Saviez-vous que la fin du problème religieux en Allemagne a eu lieu en 1999?


Le pape Jean-Paul II a signé une déclaration à Augsbourg dans laquelle catholiques et protestants s’accordent sur la thèse principale de Luther

Aucun des protagonistes du conflit n’a pu voir comment, en 1999, plus de quatre cent quatre-vingts ans après l’éclatement du conflit religieux en Allemagne, Sa Sainteté Jean-Paul II y a mis fin en signant la Déclaration commune sur la grâce.

Empereur Charles Quint.

31 octobre 1517. Selon la tradition, c’est ce jour-là qu’un moine nommé Luther a cloué ses désormais célèbres 95 thèses sur les portes de l’église de l’université de Wittenberg. Le 31 octobre 1999, Sa Sainteté Jean-Paul II a signé dans la ville allemande d’Augsbourg la Déclaration commune sur la grâce, dans laquelle catholiques et protestants s’accordent sur la thèse principale de Luther. L’homme est sauvé par la foi et l’amour de Dieu, pas par des dons à l’Église, ni par des bulles ou des indulgences.

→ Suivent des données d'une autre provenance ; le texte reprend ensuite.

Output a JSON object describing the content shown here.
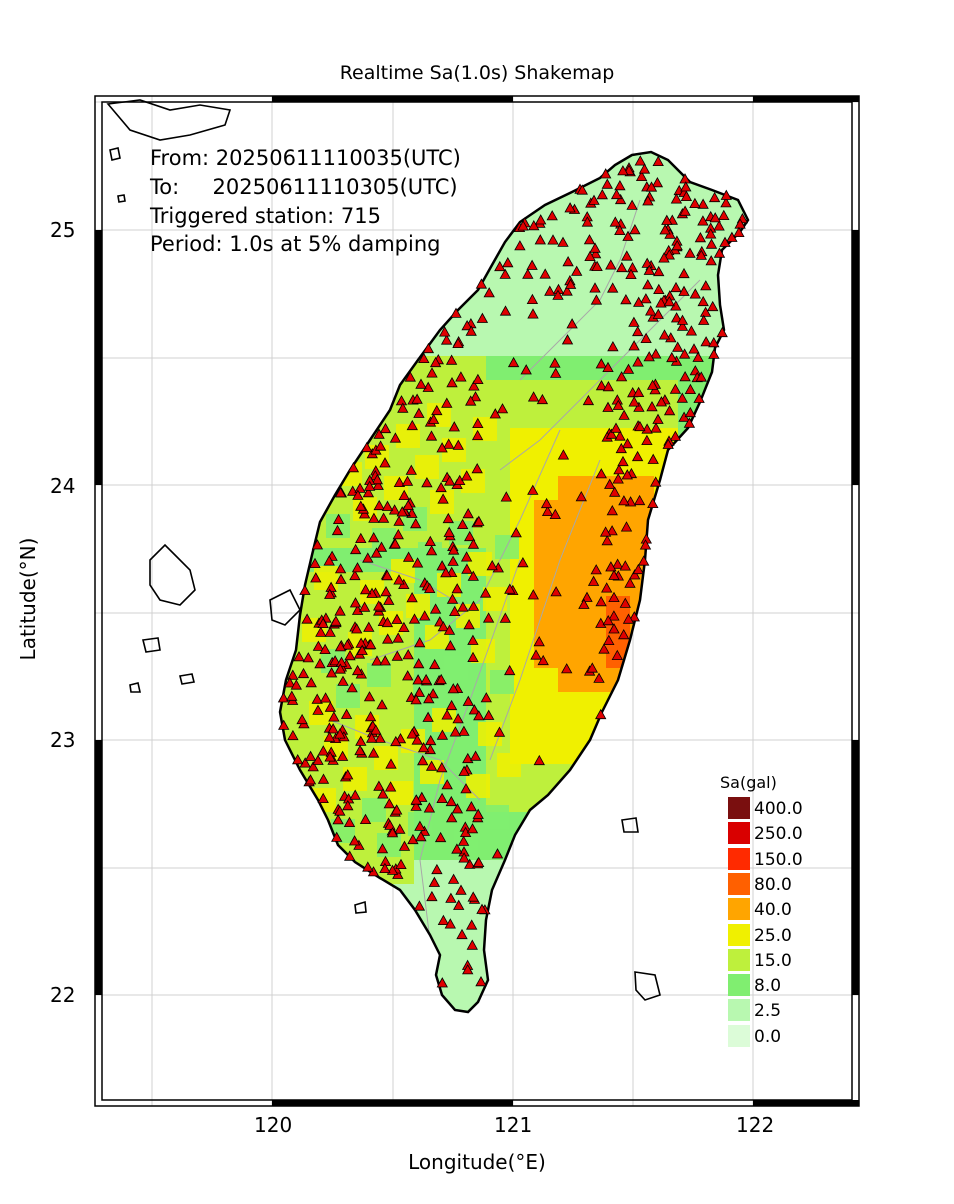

Ainsi, un conflit religieux qui avait duré près de cinq siècles a pris fin. Et en conséquence de cette déclaration, Rome a levé l’excommunication contre Luther. C’est précisément là, à Augsbourg, que le moine allemand apprend la bulle papale qui l’excommunie en 1521.

Luther.

La thèse convenue en 1999 entre catholiques et protestants a pris comme point de départ l’idée luthérienne selon laquelle c’est la grâce divine, et non les œuvres, qui peut conduire l’homme au salut. Elle est au cœur des 95 thèses de Luther, qui ont déclenché le plus grand schisme du christianisme depuis la naissance de Jésus.
Il faut rappeler que la doctrine catholique de l’époque enseignait, selon l’épître de l’apôtre Jacques, que la foi ne suffisait pas pour aller au ciel, mais que les bonnes œuvres étaient nécessaires, notamment les dons à l’Église, avec lesquels les croyants pouvaient acheter le pardon de leurs péchés. À cette doctrine, Luther a fait appel à l’apôtre Paul pour faire valoir que le salut et le pardon ne pouvaient être obtenus que par la foi, la grâce et un dialogue avec la divinité, sans intermédiaire ecclésiastique. Ainsi, dans le document signé en 1999, l’Église catholique a accepté que «la croyance en la grâce est au cœur de la foi chrétienne».

Malgré cela, il existe toujours de profondes différences entre catholiques et protestants, même si, heureusement, elles ne conduisent pas à des guerres, comme c’était le cas dans le passé.